I don't think you're right. Even the strictest of strict aliasing rules would only count when the memory is actually allocated for a purpose. Once an allocated block has been released back to the heap with free, there should be no references to it and it can be given out again by malloc.

And the void* returned by malloc is not subject to the strict aliasing rule since the standard explicitly states that a void pointer can be cast into any other sort of pointer (and back again). C99 section 7.20.3 states:

The pointer returned if the allocation succeeds is suitably aligned so that it may be assigned to a pointer to any type of object and then used to access such an object or an array of such objects in the space allocated (until the space is explicitly deallocated).

---

In terms of your update (the example) where you don't actually return the memory back to the heap, I think your confusion arises because allocated object are treated specially. If you refer to 6.5/6 of C99, you see:

The effective type of an object for an access to its stored value is the declared type of the object, if any (footnote 75: Allocated objects have no declared type).

Re-read that footnote, it's important.

If a value is stored into an object having no declared type through an lvalue having a type that is not a character type, then the type of the lvalue becomes the effective type of the object for that access and for subsequent accesses that do not modify the stored value.

If a value is copied into an object having no declared type using memcpy or memmove, or is copied as an array of character type, then the effective type of the modified object for that access and for subsequent accesses that do not modify the value is the effective type of the object from which the value is copied, if it has one.

For all other accesses to an object having no declared type, the effective type of the object is simply the type of the lvalue used for the access.

In other words, the allocated block contents will become the type of the data item that you put in there.

If you put a float in there, you should only access it as a float (or compatible type). If you put in an int, you should only process it as an int (or compatible type).

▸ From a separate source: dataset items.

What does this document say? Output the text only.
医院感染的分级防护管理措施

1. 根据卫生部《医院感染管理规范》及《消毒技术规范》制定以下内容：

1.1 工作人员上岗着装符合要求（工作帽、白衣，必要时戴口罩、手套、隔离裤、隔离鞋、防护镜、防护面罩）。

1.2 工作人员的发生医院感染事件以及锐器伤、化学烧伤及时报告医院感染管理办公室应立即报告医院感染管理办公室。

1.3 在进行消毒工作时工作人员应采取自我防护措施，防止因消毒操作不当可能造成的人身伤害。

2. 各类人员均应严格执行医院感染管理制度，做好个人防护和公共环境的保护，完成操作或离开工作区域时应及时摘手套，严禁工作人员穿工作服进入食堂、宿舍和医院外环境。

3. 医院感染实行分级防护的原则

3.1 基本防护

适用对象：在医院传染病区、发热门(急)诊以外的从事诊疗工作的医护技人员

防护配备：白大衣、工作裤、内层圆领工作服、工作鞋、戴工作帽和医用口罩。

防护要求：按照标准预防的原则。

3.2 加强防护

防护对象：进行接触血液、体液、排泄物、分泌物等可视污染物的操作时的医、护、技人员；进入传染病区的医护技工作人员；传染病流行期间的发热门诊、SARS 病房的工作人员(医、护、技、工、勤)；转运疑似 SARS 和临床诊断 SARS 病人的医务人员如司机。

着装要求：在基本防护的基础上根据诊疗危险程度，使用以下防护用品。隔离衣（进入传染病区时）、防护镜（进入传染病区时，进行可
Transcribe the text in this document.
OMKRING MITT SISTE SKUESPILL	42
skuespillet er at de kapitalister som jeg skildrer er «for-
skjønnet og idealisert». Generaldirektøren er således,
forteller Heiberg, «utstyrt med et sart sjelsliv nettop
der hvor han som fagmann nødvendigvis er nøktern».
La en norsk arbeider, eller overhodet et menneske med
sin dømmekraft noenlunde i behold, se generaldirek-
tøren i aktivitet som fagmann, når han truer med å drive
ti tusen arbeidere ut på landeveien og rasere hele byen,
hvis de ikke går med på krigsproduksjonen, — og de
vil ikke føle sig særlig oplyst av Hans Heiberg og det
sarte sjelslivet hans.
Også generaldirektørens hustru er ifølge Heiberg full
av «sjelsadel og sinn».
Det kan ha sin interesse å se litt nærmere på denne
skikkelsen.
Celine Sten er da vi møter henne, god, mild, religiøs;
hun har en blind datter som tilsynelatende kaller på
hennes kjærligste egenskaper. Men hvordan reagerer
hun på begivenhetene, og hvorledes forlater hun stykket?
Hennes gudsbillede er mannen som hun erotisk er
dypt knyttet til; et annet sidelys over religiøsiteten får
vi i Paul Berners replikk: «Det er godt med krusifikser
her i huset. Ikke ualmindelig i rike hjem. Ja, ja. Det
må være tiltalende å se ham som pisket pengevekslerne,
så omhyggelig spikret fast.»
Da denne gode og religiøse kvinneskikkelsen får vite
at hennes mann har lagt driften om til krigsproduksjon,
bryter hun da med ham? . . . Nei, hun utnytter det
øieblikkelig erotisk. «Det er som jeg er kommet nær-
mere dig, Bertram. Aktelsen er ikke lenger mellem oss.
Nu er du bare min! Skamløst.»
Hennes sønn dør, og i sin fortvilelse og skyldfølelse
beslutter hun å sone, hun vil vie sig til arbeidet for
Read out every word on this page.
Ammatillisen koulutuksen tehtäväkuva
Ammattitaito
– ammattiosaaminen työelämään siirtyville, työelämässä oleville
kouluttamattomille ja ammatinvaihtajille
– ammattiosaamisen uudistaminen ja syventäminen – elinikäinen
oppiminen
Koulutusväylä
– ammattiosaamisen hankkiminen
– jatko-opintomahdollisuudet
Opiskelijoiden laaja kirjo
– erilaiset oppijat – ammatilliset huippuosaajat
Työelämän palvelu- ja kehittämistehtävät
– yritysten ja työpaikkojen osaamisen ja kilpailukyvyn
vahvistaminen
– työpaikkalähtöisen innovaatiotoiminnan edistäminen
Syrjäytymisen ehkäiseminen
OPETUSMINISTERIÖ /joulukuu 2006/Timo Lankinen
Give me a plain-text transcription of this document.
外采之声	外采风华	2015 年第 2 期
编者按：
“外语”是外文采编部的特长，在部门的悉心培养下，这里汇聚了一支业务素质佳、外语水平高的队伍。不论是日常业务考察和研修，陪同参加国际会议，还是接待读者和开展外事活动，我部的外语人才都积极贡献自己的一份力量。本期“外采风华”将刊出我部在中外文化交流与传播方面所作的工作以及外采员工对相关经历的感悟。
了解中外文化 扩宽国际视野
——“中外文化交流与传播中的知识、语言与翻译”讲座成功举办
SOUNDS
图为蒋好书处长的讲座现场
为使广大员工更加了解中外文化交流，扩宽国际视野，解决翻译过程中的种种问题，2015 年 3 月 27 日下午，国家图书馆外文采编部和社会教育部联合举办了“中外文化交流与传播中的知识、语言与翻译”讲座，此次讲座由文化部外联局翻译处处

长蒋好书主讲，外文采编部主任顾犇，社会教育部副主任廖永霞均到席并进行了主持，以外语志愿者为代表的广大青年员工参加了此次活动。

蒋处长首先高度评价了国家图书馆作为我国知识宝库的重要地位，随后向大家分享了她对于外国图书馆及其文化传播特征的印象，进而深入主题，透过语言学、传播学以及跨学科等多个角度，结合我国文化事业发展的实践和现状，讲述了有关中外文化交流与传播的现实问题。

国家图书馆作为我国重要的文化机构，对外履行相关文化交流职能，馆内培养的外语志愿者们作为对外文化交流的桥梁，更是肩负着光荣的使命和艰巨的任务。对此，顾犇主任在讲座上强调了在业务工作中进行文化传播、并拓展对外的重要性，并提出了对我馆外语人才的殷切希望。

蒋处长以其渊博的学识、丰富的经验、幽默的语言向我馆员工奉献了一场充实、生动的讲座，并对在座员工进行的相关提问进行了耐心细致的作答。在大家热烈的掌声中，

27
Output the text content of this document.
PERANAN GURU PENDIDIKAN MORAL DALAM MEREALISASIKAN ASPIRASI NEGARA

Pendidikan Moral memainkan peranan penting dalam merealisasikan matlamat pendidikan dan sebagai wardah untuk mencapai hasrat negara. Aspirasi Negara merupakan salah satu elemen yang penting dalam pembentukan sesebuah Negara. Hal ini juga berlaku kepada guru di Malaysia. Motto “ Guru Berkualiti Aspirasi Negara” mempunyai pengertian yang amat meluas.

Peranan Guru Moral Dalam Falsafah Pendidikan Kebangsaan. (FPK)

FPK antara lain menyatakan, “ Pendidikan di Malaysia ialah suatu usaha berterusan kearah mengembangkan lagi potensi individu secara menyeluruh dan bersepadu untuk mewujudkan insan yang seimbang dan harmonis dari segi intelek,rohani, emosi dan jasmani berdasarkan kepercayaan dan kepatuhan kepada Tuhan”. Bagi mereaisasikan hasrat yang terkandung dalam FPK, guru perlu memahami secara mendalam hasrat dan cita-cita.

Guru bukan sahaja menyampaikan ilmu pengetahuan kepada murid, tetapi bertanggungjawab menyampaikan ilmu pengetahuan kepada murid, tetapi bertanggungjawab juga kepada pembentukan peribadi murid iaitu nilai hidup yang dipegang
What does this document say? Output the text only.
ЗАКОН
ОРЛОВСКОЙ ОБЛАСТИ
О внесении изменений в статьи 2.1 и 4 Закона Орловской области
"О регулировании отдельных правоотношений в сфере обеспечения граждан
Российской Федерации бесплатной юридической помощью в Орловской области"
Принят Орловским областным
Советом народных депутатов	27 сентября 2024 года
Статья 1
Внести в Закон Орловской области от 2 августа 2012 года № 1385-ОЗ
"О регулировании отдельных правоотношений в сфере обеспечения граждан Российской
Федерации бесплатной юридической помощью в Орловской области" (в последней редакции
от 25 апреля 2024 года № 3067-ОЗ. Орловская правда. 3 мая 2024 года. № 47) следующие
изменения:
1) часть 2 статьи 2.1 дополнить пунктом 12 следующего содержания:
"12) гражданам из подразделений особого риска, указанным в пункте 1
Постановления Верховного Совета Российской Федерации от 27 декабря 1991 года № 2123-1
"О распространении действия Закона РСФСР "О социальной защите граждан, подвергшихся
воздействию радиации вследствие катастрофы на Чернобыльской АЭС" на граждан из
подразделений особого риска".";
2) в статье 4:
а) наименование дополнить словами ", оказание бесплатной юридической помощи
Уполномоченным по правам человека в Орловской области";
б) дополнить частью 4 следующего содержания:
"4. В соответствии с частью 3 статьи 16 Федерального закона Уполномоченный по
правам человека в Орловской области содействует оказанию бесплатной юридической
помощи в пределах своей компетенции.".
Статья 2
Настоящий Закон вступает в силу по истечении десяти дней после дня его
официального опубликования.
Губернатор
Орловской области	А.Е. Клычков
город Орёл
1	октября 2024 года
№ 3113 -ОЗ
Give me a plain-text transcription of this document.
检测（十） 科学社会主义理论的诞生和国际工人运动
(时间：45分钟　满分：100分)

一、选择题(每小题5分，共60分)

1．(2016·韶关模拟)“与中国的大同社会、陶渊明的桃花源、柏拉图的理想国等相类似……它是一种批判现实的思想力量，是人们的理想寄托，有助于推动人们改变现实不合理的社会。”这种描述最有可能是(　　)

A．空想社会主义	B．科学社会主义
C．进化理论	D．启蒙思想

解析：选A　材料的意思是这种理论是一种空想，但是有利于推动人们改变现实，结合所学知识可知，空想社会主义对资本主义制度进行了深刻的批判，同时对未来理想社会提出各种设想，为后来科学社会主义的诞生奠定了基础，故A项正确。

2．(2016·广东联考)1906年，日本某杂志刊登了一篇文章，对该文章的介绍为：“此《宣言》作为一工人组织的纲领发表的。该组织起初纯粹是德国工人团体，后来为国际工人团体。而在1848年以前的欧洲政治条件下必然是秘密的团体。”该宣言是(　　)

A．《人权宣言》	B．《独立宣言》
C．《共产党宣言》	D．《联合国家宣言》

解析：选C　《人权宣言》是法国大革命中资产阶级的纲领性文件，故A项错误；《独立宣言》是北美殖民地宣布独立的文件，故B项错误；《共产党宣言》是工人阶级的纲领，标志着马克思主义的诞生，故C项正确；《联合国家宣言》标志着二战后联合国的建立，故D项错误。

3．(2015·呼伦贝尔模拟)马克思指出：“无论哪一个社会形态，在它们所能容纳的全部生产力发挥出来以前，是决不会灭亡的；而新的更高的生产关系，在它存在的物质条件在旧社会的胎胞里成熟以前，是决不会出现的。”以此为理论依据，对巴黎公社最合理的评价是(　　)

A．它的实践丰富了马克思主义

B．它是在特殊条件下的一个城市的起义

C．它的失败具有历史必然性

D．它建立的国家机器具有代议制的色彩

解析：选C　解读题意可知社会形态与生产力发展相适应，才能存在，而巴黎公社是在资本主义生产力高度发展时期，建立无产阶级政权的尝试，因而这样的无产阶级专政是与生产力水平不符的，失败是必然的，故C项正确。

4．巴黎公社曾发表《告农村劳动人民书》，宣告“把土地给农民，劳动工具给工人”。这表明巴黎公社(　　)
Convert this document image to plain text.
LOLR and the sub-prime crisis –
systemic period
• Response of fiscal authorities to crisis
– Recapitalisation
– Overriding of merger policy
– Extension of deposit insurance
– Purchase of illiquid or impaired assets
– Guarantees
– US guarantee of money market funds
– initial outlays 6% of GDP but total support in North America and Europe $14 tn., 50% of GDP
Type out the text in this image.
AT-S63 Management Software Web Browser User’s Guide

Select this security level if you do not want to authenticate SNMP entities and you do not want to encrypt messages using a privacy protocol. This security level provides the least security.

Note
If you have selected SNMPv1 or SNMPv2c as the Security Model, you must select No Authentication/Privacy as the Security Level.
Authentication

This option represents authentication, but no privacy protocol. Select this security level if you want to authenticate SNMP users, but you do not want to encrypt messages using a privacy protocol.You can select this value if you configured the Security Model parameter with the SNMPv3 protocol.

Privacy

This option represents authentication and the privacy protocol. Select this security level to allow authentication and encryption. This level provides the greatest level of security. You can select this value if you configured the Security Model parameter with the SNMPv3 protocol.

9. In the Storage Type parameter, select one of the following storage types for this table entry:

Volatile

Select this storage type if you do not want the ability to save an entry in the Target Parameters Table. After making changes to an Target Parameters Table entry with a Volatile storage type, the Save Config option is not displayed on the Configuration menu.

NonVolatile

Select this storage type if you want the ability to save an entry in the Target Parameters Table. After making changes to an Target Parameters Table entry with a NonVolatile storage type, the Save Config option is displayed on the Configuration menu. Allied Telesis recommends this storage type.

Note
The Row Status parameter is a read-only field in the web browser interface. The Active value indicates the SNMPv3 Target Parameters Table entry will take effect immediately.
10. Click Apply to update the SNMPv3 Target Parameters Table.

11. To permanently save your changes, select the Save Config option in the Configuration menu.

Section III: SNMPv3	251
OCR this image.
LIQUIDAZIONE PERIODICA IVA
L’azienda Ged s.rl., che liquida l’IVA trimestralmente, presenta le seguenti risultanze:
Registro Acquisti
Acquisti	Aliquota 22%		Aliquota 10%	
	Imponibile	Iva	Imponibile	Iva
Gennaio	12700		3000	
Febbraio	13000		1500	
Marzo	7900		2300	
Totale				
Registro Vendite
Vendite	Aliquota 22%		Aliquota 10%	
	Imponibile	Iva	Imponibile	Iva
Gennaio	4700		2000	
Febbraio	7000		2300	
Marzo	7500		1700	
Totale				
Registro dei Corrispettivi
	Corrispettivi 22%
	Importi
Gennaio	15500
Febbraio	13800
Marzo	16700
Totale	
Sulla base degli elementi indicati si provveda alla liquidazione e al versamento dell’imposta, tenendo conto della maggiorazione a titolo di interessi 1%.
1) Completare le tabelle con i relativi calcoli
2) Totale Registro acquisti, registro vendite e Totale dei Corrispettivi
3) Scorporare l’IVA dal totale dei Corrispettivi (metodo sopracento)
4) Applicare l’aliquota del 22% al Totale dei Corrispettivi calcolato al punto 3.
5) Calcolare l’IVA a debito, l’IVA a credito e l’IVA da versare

The one thing you shouldn't do is to put a specific type of variable into that memory and then try to treat it as a different type - one reason for this being that objects are allowed to have trap representations (which cause undefined behaviour) and these representations may occur due to treating the same object as different types.

So, if you were to store an int in there before the deallocation in your code, then reallocate it as a float pointer, you should not try to use the float until you've actually put one in there. Up until that point, the type of the allocated is not yet float.

这篇关于ç内存分配器及严格别名的文章就介绍到这了，希望我们推荐的答案对大家有所帮助，也希望大家多多支持IT屋！